FANATIC GRIP TE 82L 2018 TEST REVIEW
With Fanatic updating their Stubby outfit to include a much requested 82L version, they have taken the decision to consolidate their ‘conventional’ board offering to just one range. The Grip TE is described by the brand as their “all-in-one wave weapon” with five slot boxes in the tail to enable it to be set up in the fin configuration of your preference. It comes in five sizes, from 68 to 99, the 82 here being the middle sibling … and looking at its design, it is easy to see its line of succession from the Tri Wave of old. Possessing similar increments and outline, there are nonetheless plenty of new design subtleties to leave us pondering its capabilities. The bottom shape is new, the vee in the nose and tail diminishing to leave flat double concave under the mast track. The fin positions have also all moved forward in the board, whilst the fin option supplied with the Grip is a quad setup as opposed to thruster. Small and compact, its profile is thin throughout the 82’s length, but is noticeably very thin in its swallowtail compared to others in the group. Produced in the brand’s Biax Innegra Carbon Light Finish Technology, it comes supplied with excellent cushioned deckpads, Fanatic’s Premium footstraps (incorporating internal size-adjustment indictors) and resin transfer moulded fins, designed by Choco.
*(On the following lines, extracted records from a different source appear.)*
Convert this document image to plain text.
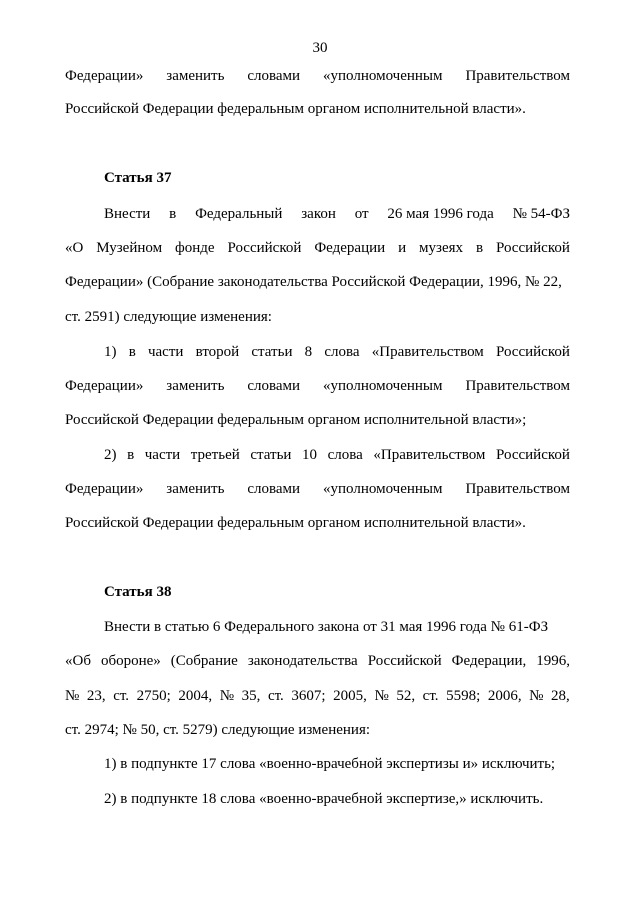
30
Федерации» заменить словами «уполномоченным Правительством
Российской Федерации федеральным органом исполнительной власти».
Статья 37
Внести в Федеральный закон от 26 мая 1996 года № 54-ФЗ
«О Музейном фонде Российской Федерации и музеях в Российской
Федерации» (Собрание законодательства Российской Федерации, 1996, № 22,
ст. 2591) следующие изменения:
1) в части второй статьи 8 слова «Правительством Российской
Федерации» заменить словами «уполномоченным Правительством
Российской Федерации федеральным органом исполнительной власти»;
2) в части третьей статьи 10 слова «Правительством Российской
Федерации» заменить словами «уполномоченным Правительством
Российской Федерации федеральным органом исполнительной власти».
Статья 38
Внести в статью 6 Федерального закона от 31 мая 1996 года № 61-ФЗ
«Об обороне» (Собрание законодательства Российской Федерации, 1996,
№ 23, ст. 2750; 2004, № 35, ст. 3607; 2005, № 52, ст. 5598; 2006, № 28,
ст. 2974; № 50, ст. 5279) следующие изменения:
1) в подпункте 17 слова «военно-врачебной экспертизы и» исключить;
2) в подпункте 18 слова «военно-врачебной экспертизе,» исключить.
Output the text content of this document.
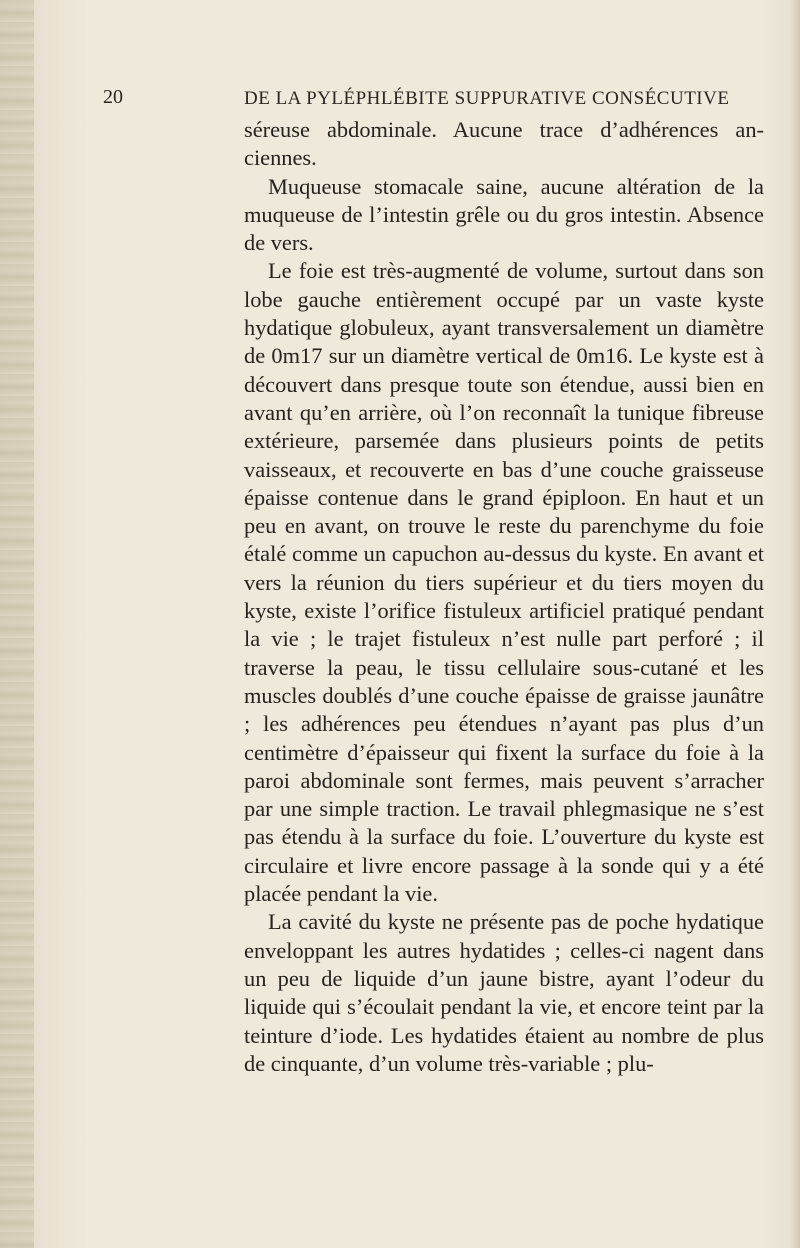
20	DE LA PYLÉPHLÉBITE SUPPURATIVE CONSÉCUTIVE

séreuse abdominale. Aucune trace d’adhérences anciennes.

Muqueuse stomacale saine, aucune altération de la muqueuse de l’intestin grêle ou du gros intestin. Absence de vers.

Le foie est très-augmenté de volume, surtout dans son lobe gauche entièrement occupé par un vaste kyste hydatique globuleux, ayant transversalement un diamètre de 0m17 sur un diamètre vertical de 0m16. Le kyste est à découvert dans presque toute son étendue, aussi bien en avant qu’en arrière, où l’on reconnaît la tunique fibreuse extérieure, parsemée dans plusieurs points de petits vaisseaux, et recouverte en bas d’une couche graisseuse épaisse contenue dans le grand épiploon. En haut et un peu en avant, on trouve le reste du parenchyme du foie étalé comme un capuchon au-dessus du kyste. En avant et vers la réunion du tiers supérieur et du tiers moyen du kyste, existe l’orifice fistuleux artificiel pratiqué pendant la vie ; le trajet fistuleux n’est nulle part perforé ; il traverse la peau, le tissu cellulaire sous-cutané et les muscles doublés d’une couche épaisse de graisse jaunâtre ; les adhérences peu étendues n’ayant pas plus d’un centimètre d’épaisseur qui fixent la surface du foie à la paroi abdominale sont fermes, mais peuvent s’arracher par une simple traction. Le travail phlegmasique ne s’est pas étendu à la surface du foie. L’ouverture du kyste est circulaire et livre encore passage à la sonde qui y a été placée pendant la vie.

La cavité du kyste ne présente pas de poche hydatique enveloppant les autres hydatides ; celles-ci nagent dans un peu de liquide d’un jaune bistre, ayant l’odeur du liquide qui s’écoulait pendant la vie, et encore teint par la teinture d’iode. Les hydatides étaient au nombre de plus de cinquante, d’un volume très-variable ; plu-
“PWA Wave World Champion Victor Fernandez sealed the deal in 2016 with the exact same shape of the new Grip under his feet. Finely tuned over a period of over two years, the Grip has the planing power of our previous TriWave and turning capabilities beyond the 2017 Quad. Customise the amount of grip you want through your fins. From back to front foot riding, intermediate to World Champ level, the carefree and intuitive Grip is designed to follow your lead.”
At a quoted volume of 82L, and with one of the narrowest tails, it was no surprise that the Grip felt one of the smallest boards on test. What was impressive though was how balanced and controlled it felt underfoot, even when underwater, the flat deck and even volume distribution no doubt playing its part. Deliver the power and the Grip is keen to respond, releasing from the water smoothly and accelerating well. The straps are easy to locate and along with the deckpads provide excellent connection to the board. Cutting a clean, fast path through the water, it is incredibly well mannered and really enables the rider to settle into their preferred stance, feeling loose yet composed at all times. Set up with the supplied quad fins, the Grip sits with its tail lower and more connected to the water. It was a real gem to use in cross shore to cross off waves, the connection and drive through the tail of the board almost accelerating it at will back up the face, before the narrow tail made it easy to redirect at the apex. For variable, tidal UK conditions however (and unanimously amongst the test team), we found the Grip more auspicious as a thruster. We set it up using the two side fins supplied and an 18cm central fin, (Fanatic can supply an MFC thruster set as an optional extra). As a result, it had noticeably more drive, the tail sitting higher in the water – better for more marginal winds and heavier riders. On the wave it seems to glide through the turn, balanced through both front and back foot, and keeps its speed effortlessly, allowing the pilot to keep driving to get impossibly vertical. It’s a fantastic all-rounder – with the capacity to adapt to any riding style, it is both easy to use and practical, with an appetite to charge and carve up any face.
Possessing all the magic we recall of the TriWave last year, the Grip 82 provides the extra dimension and versatility of being set up as a quad. Comfortable in any coastal environment, it was a delight to use on a wave and became a strong favourite amongst the team.